Junge Frauen und Migranten oft benachteiligt

Viele junge Wiener unter 30 stellen der Stadt bei der Lebensqualität ein gutes Zeugnis aus. Beim Job, beim Wohnen und beim Zugang zu Freizeitangeboten sind junge Migranten und Frauen aber benachteiligt, zeigt eine aktuelle Studie der Arbeiterkammer (AK).

Fast alle jungen Wiener leben „sehr gerne“ (63 Prozent) oder „gerne“ (34 Prozent) in ihrer Stadt. Die allgemeine Lebenszufriedenheit wurde in den Befragungen des Instituts SORA im Auftrag der AK zu 43 Prozent mit „sehr zufrieden“ beurteilt. Für die Untersuchung wurden Daten der Lebensqualitätsforschung der Stadt Wien aus den Jahren 2003, 2008 und 2013 sowie teilweise die Mikrozensuszahlen von 2007 und 2012 herangezogen.

„Es gibt aber auch eine Gruppe junger Menschen, die Wien nicht so lässig sieht“, betonte AK-Präsident Rudolf Kaske bei der Pressekonferenz. Betroffen seien vor allem Frauen, junge Migranten und Personen, die maximal einen Lehrabschluss oder weniger vorzuweisen haben. Diese Gruppen hätten oft keine gut bezahlte Arbeit, eine schwierige Wohnungssituation und wenig Geld für Freizeitaktivitäten, so Kaske.

37 Prozent der Jungen in Teilzeit

Mehr als jeder dritte Wiener (37 Prozent) bis 30 Jahre arbeitet Teilzeit, ein Viertel ist überqualifiziert für den eigenen Job, und 17 Prozent befinden sich in einem befristeten Dienstverhältnis, erläuterte SORA-Chef Günther Ogris. Vor allem junge Menschen mit abgeschlossenem Hochschulstudium erleben den Berufseinstieg immer häufiger in Form eines Praktikums.

Drei von zehn aus dem Elternhaus ausgezogenen jungen Menschen leben in einem befristeten Mietverhältnis, ein Viertel hat mit erhöhten Wohnkosten und zwölf Prozent mit Überbelegung in der Wohnung zu kämpfen.

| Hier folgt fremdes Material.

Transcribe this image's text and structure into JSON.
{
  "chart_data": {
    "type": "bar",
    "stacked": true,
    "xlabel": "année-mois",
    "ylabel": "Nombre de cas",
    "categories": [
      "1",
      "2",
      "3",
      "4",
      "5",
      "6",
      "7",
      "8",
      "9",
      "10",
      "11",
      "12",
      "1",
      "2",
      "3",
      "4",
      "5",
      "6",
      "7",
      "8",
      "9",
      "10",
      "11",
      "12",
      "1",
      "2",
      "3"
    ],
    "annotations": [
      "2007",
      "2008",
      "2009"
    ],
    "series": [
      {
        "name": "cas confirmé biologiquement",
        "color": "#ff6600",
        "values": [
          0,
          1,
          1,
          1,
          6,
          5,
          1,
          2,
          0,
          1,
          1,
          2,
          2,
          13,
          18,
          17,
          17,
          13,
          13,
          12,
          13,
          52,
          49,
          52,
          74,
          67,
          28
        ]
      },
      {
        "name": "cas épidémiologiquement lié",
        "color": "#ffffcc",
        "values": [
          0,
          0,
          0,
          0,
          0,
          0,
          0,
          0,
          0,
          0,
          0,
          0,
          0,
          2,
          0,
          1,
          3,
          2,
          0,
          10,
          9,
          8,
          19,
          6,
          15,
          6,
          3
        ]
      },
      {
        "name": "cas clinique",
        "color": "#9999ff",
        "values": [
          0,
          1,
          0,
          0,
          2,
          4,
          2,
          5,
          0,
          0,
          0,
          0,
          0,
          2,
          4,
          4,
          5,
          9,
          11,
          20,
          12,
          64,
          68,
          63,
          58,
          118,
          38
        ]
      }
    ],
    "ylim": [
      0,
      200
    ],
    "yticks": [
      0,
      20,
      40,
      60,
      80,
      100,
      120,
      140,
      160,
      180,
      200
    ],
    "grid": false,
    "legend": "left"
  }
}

Von diesen sechs „Prekaritätsrisiken“ seien zahlreiche Personen mehrfach betroffen, warnte Ogris. 41 Prozent der Berufstätigen in Teilzeit sind beispielsweise überqualifiziert. Ein Drittel der jungen Wiener mit befristeten Dienstverträgen hat gleichzeitig einen befristeten Mietvertrag.

Immer weniger Firmen bilden Lehrlinge aus

Die Bevölkerung in Wien werde immer jünger, und vermutlich werde die Hauptstadt noch heuer das „jüngste Bundesland“ Österreichs sein, hob Kaske die Situation der jungen Menschen als „wichtiges Thema“ hervor. Bis 2035 wird die Zahl der unter 14-Jährigen um fast 24 Prozent ansteigen.

Er forderte vor allem Verbesserungen auf dem Arbeitsmarkt. Vor knapp zehn Jahren hätten in Wien noch 4.400 Unternehmen Lehrlinge ausgebildet, 2013 waren es nur noch 3.800, hielt der AK-Präsident dem Facharbeitermangel-Vorwurf der Wirtschaft entgegen. Praktikantenjobs müssten außerdem klar begrenzt sein, und die Situation von jungen Migranten, die oft unterbezahlt und überqualifiziert seien, solle verbessert werden, sagte Kaske.

Bei Wohnungen soll es Befristungen nur noch geben, wenn der Vermieter Eigenbedarf für sich, seine Kinder oder Enkel geltend macht, lautet eine weitere AK-Forderung. Maklerkosten sollte der Auftraggeber bezahlen, zudem seien wirksame Mietobergrenzen notwendig.

Mehr Freiräume ohne Konsumzwang gefordert

In Sachen Freizeitangebot und öffentlicher Verkehr wurde Wien von den jungen Bewohnern überwiegend gut bewertet. Sie wünschten sich laut der SORA-Studie aber mehr Grünflächen und kostengünstige Freiräume ohne Konsumzwang. Als gelungene Beispiele nannte die Arbeiterkammer die Fußballkäfige am Gürtel und das Museumsquartier. Zusätzlich sollten auch die Schulturnhallen mehr geöffnet werden.

Diese Möglichkeiten müsse Wien noch mehr nutzen, der Stadtrand braucht laut AK außerdem eine bessere „Öffi“-Anbindung, etwa S-Bahnen mit einem durchgängigen Zehnminutentakt.